The consumer brand Kenvue is already profitable, with a net income of $1.46 billion on a pro forma basis. According to the Securities and Exchange Commission, this spinoff posted $14.95 billion in sales for 2022. Kenvue is a healthy business with an expected annual sales growth through 2025 of about 3% to 4% globally. For the first quarter that ended on April 2, Kenvue estimates it raked in sales of $3.85 billion and a net income of around $330 million. 
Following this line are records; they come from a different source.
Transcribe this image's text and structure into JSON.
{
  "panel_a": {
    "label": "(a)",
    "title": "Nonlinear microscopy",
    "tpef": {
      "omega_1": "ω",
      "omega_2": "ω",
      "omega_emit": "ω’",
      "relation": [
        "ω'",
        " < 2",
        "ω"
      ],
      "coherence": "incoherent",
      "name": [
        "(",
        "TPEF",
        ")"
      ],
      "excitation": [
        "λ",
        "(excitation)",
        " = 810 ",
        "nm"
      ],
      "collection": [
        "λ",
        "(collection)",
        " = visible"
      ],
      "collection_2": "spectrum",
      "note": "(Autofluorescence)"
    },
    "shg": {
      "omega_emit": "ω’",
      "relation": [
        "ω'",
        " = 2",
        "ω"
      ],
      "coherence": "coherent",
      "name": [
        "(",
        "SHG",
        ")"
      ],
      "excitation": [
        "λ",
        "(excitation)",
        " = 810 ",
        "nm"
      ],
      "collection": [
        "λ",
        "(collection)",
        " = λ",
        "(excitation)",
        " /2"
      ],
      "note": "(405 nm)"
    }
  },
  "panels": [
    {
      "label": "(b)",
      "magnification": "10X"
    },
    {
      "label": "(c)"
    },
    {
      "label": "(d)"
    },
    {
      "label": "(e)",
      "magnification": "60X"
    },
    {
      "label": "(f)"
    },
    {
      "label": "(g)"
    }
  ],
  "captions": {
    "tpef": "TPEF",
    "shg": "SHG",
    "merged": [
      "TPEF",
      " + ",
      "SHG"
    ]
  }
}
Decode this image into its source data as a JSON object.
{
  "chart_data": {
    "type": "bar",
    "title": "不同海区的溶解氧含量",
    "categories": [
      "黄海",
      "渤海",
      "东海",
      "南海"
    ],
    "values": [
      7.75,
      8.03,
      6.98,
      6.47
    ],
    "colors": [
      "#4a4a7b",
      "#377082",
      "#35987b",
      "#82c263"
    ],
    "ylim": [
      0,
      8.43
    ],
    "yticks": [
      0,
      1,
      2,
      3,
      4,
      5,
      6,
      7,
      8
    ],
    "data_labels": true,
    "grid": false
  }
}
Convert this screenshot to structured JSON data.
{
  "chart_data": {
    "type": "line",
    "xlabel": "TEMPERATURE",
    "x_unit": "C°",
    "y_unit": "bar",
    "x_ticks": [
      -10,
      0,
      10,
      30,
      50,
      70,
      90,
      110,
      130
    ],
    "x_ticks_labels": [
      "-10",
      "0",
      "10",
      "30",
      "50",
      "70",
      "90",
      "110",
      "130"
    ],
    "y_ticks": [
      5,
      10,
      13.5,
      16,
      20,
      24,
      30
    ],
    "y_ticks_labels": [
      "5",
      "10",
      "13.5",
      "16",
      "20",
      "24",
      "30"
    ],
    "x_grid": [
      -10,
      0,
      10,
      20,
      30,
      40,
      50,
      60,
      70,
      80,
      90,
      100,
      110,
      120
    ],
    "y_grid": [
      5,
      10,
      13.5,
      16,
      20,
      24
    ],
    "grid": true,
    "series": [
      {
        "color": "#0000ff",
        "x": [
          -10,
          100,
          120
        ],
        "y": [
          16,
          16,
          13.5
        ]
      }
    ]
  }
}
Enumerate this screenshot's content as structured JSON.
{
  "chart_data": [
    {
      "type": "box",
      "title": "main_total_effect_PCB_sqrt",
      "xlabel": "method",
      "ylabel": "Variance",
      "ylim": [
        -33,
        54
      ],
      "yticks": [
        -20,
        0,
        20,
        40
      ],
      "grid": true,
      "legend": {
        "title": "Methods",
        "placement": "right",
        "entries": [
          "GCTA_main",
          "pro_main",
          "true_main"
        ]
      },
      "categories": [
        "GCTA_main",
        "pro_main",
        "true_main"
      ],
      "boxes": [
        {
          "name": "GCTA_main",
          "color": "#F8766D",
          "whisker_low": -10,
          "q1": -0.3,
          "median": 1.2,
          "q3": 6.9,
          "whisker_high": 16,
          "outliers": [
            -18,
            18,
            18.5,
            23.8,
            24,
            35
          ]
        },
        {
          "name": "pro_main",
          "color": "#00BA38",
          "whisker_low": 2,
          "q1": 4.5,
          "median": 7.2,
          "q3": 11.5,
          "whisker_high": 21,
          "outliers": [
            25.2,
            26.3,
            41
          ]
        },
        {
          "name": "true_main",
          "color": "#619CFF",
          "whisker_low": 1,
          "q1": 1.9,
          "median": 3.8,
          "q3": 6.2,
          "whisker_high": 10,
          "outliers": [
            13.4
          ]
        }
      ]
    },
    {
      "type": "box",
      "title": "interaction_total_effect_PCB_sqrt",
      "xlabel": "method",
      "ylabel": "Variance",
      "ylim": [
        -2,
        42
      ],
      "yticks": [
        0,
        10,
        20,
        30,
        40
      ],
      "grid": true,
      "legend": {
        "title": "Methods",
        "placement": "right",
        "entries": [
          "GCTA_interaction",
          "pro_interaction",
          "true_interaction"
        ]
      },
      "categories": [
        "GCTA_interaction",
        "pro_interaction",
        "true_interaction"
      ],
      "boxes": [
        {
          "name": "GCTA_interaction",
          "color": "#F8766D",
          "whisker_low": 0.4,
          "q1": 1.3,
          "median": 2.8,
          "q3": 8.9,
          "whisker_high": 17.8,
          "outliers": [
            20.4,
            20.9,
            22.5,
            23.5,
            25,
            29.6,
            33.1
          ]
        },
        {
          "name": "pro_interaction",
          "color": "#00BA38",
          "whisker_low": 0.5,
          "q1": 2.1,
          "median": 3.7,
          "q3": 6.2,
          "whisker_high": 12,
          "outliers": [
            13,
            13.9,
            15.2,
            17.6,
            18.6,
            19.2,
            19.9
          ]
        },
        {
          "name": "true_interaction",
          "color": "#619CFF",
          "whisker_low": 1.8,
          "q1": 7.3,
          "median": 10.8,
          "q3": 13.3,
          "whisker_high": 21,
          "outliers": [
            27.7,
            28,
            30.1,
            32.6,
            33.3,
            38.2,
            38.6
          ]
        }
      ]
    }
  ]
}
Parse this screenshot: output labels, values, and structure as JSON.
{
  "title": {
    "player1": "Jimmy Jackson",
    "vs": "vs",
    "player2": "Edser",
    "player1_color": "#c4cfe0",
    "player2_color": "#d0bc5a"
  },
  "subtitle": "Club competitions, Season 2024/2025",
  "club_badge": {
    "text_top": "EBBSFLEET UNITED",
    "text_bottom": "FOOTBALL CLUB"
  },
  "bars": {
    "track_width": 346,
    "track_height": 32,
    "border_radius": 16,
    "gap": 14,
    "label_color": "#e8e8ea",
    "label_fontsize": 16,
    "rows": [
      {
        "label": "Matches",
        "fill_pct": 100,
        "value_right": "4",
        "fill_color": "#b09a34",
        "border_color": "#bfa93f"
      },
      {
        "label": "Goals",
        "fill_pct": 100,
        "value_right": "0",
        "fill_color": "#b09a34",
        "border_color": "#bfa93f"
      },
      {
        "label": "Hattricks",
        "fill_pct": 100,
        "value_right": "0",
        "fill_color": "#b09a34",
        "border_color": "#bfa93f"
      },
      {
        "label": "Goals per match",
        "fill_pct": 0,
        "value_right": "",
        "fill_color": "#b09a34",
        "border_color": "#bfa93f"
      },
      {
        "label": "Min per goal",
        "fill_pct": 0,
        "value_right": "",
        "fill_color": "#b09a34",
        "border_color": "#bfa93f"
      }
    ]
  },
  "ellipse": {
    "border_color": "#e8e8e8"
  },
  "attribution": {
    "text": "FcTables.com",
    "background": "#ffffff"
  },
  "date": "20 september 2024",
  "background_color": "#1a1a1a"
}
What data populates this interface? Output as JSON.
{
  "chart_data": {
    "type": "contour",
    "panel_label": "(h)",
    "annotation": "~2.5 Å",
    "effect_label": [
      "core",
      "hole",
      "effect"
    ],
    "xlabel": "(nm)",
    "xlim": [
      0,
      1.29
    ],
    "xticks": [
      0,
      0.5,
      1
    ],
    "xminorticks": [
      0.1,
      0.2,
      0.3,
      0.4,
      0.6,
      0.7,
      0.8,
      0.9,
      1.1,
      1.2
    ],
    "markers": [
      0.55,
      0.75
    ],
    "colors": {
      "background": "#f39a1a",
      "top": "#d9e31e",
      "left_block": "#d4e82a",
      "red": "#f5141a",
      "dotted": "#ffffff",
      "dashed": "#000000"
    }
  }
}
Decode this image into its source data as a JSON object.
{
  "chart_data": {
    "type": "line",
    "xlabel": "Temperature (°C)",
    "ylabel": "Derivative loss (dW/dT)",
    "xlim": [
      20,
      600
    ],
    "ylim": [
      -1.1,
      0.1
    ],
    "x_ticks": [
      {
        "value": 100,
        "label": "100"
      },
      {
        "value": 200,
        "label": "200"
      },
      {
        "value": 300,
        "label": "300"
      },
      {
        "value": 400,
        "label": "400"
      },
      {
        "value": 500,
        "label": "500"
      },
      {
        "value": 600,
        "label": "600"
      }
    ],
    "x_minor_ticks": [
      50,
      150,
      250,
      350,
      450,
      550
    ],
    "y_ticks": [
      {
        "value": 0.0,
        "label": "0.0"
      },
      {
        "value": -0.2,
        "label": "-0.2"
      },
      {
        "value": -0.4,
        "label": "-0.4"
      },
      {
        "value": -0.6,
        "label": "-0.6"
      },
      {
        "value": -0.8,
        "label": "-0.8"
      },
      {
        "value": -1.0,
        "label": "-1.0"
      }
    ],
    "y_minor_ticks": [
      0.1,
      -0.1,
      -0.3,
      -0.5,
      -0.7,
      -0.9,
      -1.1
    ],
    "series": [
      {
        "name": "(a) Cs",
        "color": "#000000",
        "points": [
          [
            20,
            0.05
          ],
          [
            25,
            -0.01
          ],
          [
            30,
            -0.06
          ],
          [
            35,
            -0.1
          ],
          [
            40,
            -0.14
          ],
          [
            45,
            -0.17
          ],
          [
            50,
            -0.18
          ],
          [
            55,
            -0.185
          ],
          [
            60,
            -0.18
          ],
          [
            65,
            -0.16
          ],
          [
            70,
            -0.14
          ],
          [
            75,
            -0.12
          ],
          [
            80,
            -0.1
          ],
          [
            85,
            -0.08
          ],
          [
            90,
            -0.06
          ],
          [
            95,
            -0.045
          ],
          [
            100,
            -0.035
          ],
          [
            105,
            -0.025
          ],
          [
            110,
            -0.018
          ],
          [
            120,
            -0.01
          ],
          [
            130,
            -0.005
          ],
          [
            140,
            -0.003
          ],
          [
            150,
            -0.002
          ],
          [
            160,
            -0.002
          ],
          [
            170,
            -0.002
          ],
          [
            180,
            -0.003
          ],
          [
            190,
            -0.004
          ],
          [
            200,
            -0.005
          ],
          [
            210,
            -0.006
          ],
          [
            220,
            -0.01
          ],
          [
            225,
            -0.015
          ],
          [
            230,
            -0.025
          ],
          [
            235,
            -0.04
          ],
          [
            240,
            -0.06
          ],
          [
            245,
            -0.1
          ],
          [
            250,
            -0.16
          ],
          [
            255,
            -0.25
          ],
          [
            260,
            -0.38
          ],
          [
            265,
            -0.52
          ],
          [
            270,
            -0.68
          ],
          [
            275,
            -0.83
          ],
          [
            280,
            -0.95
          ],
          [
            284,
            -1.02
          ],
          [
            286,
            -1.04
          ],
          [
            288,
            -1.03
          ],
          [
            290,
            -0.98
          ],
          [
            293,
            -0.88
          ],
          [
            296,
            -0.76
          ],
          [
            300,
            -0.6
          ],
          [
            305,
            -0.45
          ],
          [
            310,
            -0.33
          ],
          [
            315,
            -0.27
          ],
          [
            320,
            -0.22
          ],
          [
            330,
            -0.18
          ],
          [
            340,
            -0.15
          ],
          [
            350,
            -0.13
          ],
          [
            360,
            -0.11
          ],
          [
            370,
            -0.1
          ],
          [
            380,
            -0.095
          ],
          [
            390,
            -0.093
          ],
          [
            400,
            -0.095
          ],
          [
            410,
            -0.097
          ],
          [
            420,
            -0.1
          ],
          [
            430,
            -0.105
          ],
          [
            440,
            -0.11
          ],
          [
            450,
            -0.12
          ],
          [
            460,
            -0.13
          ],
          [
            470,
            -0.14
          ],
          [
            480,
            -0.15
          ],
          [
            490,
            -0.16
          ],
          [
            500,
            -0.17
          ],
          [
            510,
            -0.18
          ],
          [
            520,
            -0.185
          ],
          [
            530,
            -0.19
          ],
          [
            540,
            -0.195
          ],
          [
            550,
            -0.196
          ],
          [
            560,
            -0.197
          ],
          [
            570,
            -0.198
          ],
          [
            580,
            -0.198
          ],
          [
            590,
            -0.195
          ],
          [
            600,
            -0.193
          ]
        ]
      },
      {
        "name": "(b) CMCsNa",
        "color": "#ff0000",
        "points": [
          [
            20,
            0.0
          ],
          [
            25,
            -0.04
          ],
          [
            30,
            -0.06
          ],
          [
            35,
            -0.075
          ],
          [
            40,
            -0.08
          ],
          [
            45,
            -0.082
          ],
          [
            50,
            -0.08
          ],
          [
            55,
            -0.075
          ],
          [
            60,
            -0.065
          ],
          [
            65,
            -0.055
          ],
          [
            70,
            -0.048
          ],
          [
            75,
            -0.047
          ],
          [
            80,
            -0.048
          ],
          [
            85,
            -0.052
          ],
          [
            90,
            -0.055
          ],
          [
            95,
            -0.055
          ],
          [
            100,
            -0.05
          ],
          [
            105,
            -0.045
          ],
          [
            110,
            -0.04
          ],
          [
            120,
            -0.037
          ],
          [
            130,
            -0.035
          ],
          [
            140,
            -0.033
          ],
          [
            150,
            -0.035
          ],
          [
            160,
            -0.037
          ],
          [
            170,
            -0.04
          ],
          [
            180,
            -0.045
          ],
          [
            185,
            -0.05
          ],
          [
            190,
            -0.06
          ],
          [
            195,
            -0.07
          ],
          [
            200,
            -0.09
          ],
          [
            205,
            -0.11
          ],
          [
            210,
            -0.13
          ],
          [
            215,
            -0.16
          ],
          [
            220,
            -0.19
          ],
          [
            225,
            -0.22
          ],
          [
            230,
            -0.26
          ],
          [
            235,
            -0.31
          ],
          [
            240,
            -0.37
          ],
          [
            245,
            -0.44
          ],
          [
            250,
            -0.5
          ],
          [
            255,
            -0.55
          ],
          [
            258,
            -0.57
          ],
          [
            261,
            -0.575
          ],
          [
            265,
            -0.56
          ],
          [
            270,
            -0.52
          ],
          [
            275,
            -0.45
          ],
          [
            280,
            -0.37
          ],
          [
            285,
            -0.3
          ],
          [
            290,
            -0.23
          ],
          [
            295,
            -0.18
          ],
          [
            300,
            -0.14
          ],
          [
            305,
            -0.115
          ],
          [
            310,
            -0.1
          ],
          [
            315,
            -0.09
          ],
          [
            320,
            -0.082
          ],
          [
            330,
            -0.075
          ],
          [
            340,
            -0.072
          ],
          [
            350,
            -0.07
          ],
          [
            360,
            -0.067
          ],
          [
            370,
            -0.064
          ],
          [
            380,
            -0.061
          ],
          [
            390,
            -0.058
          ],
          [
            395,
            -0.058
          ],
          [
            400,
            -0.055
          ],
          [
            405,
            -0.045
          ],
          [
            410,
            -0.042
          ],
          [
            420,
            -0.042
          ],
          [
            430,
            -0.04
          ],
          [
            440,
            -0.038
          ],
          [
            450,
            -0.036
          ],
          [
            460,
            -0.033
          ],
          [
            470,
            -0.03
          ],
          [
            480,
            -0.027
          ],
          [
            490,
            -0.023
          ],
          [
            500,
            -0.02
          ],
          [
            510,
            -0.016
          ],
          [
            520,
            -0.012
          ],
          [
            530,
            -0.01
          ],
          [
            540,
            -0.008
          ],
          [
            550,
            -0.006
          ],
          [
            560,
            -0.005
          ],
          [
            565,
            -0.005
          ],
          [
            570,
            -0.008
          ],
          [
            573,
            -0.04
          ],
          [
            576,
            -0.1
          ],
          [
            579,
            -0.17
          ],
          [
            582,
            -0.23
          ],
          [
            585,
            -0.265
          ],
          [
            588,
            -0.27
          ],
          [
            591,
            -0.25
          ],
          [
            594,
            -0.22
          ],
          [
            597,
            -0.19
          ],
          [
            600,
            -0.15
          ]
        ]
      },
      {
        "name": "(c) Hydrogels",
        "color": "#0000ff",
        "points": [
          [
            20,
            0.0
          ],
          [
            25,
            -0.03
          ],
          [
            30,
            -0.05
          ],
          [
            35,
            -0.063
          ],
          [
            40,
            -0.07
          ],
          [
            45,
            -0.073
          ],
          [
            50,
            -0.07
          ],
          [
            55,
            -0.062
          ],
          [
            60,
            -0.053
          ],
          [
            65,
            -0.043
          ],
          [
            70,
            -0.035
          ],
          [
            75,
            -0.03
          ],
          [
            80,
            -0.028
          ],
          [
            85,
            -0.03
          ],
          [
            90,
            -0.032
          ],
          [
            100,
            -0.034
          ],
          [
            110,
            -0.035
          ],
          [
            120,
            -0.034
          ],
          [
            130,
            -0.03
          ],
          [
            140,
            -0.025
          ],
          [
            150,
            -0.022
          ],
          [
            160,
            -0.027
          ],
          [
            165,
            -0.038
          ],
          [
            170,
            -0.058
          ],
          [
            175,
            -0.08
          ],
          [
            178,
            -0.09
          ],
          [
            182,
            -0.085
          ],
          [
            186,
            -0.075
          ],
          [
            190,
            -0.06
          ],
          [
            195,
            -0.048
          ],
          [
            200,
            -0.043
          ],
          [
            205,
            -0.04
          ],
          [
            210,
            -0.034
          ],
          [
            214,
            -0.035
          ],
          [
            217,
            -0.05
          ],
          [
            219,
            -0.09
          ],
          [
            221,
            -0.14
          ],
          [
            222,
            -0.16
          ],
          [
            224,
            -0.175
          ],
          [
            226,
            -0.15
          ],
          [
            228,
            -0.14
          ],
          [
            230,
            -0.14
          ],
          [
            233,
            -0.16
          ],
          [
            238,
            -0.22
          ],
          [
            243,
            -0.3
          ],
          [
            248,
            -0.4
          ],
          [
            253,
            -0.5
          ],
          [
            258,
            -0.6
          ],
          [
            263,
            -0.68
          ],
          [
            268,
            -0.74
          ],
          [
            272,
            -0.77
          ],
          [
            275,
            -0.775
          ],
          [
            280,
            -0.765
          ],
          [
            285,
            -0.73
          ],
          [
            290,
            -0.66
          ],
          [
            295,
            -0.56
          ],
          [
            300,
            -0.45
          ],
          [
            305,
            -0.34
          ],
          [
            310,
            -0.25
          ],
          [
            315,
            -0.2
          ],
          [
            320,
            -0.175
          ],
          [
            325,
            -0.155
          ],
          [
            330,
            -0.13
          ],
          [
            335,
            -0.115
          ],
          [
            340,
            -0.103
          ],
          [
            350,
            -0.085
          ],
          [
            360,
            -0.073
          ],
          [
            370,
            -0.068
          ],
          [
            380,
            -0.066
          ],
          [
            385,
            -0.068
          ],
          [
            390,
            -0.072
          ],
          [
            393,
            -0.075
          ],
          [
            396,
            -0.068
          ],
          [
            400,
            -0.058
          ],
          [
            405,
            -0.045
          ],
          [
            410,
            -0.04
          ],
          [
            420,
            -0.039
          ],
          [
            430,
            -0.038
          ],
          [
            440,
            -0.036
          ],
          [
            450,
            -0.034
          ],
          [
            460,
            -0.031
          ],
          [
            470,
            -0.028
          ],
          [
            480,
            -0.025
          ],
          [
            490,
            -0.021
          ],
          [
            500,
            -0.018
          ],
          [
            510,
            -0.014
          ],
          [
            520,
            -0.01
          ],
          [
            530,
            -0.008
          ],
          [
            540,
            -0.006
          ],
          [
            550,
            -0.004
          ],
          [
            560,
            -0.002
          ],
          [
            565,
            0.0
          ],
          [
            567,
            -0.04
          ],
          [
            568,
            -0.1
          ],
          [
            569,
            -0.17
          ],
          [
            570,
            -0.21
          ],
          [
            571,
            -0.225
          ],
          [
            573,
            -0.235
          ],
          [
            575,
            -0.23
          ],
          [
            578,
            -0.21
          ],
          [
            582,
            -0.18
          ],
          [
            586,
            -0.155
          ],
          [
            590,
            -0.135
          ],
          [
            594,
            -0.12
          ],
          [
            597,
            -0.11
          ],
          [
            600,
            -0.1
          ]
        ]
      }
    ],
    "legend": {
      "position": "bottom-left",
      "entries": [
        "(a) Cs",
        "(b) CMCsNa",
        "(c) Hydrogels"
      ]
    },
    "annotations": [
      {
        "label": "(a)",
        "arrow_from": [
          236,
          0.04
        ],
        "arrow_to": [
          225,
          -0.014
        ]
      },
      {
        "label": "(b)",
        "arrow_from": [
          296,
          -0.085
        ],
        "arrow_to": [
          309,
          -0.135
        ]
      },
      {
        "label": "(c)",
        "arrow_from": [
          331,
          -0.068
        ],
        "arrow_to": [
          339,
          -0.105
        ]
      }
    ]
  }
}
Currently, the company still has major control over Kenvue’s affairs and the direction of its business. J&J will own 1.7 billion shares of Kenvue’s common stock after the IPO completes, representing a 90.9% stake. The company aims to reduce the rest of its stake in Kenvue later this year. The top executives have been “very clear” about the company’s intent to separate from Kenvue within this calendar year.

Kenvue expects to pay a quarterly cash dividend of about 20 cents per share starting with the third quarter, which ends this October 1. It has been described as an attractive dividend policy that will be a way for the company to produce more value back to shareholders.

Despite the IPO, J&J remains liable for the allegations against its talc products, especially baby powder. These products come under the company’s consumer-health business, but Kenvue will assume only talc-related liabilities that arise outside the U.S. and Canada.

Kenvue’s IPO has raised more than every other offering so far this year. The debut reinstills hope in the muted U.S. market for IPOs that is recovering after last year’s collapse. J&J’s Kenvue spinoff is also the largest IPO since the EV maker Rivian went public in November 2021.